Location Data Services

Introduction

CARTOframes provides the functionality to use the CARTO Data Services API. This API consists of a set of location-based functions that can be applied to your data to perform geospatial analyses without leaving the context of your notebook.

For instance, you can geocode a pandas DataFrame with addresses on the fly, and then perform a trade areas analysis by computing isodistances or isochrones programmatically.

Given a set of ten simulated Starbucks store addresses, this guide walks through the use case of finding good location candidates to open an additional store.
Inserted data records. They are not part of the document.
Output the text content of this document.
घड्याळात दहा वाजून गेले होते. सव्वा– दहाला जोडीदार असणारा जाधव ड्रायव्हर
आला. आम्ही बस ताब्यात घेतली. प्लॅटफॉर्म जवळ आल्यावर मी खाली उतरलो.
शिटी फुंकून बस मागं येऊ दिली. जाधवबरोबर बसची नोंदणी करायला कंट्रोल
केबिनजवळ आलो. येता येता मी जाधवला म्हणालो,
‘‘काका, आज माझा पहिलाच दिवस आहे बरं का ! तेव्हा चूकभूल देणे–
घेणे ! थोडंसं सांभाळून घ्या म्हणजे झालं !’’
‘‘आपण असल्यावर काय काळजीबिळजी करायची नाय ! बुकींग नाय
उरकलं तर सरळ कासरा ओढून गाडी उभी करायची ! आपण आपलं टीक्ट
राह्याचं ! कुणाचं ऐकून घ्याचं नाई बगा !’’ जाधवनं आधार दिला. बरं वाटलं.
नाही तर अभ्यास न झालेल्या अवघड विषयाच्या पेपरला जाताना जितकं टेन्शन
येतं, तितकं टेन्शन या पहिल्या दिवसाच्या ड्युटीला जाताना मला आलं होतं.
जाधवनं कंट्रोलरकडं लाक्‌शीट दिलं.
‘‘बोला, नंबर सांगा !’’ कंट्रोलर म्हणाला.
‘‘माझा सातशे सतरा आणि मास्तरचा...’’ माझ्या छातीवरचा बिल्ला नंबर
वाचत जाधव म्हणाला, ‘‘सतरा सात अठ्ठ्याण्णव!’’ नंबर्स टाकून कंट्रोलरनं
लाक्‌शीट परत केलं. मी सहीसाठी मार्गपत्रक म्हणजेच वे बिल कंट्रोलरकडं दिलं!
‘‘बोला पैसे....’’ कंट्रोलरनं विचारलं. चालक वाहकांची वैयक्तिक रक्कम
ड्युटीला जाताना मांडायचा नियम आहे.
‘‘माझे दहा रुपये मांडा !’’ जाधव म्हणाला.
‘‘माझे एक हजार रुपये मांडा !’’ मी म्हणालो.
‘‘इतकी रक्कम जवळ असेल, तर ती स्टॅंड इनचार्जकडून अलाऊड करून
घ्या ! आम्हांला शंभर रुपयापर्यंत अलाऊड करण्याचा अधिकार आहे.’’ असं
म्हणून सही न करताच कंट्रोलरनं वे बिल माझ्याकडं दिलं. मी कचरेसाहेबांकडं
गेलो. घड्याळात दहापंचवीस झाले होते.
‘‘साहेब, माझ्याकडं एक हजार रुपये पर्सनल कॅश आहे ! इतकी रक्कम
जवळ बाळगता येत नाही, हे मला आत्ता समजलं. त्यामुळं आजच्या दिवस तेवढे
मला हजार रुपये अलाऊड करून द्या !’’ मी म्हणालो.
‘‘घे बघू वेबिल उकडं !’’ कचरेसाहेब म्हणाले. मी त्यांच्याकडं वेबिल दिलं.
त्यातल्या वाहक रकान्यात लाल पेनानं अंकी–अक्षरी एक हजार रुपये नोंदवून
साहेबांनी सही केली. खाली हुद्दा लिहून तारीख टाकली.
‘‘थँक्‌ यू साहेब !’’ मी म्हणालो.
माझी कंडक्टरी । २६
Based on your account plan, some of these location data services are subject to different quota limitations

Data

This guide uses the same dataset of simulated Starbucks locations that has been used in the other guides and can be downloaded here.

Authentication

Using Location Data Services requires to be authenticated. For more information about how to authenticate, please read the Login to CARTO Platform guide



In [1]:

    
from cartoframes.auth import Credentials, set_default_credentials

set_default_credentials('creds.json')

Geocoding

To get started, let's read in and explore the Starbucks location data we have. With the Starbucks store data in a DataFrame, we can see that there are two columns that can be used in the geocoding service: name and address. There's also a third column that reflects the annual revenue of the store.



In [2]:

    
import pandas as pd

df = pd.read_csv('http://libs.cartocdn.com/cartoframes/files/starbucks_brooklyn.csv')
df









    Out[2]:







  
    
      
      name
      address
      revenue
    
  
  
    
      0
      Franklin Ave & Eastern Pkwy
      341 Eastern Pkwy,Brooklyn, NY 11238
      1.321041e+06
    
    
      1
      607 Brighton Beach Ave
      607 Brighton Beach Avenue,Brooklyn, NY 11235
      1.268080e+06
    
    
      2
      65th St & 18th Ave
      6423 18th Avenue,Brooklyn, NY 11204
      1.248134e+06
    
    
      3
      Bay Ridge Pkwy & 3rd Ave
      7419 3rd Avenue,Brooklyn, NY 11209
      1.185703e+06
    
    
      4
      Caesar's Bay Shopping Center
      8973 Bay Parkway,Brooklyn, NY 11214
      1.148427e+06
    
    
      5
      Court St & Dean St
      167 Court Street,Brooklyn, NY 11201
      1.144067e+06
    
    
      6
      Target Gateway T-1401
      519 Gateway Dr,Brooklyn, NY 11239
      1.021083e+06
    
    
      7
      3rd Ave & 92nd St
      9202 Third Avenue,Brooklyn, NY 11209
      9.257073e+05
    
    
      8
      Lam Group @ Sheraton Brooklyn
      228 Duffield st,Brooklyn, NY 11201
      7.657935e+05
    
    
      9
      33-42 Hillel Place
      33-42 Hillel Place,Brooklyn, NY 11210
      7.492163e+05

Quota consumption

Each time you run Location Data Services, you consume quota. For this reason, we provide the ability to check in advance the amount of credits an operation will consume by using the dry_run parameter when running the service function.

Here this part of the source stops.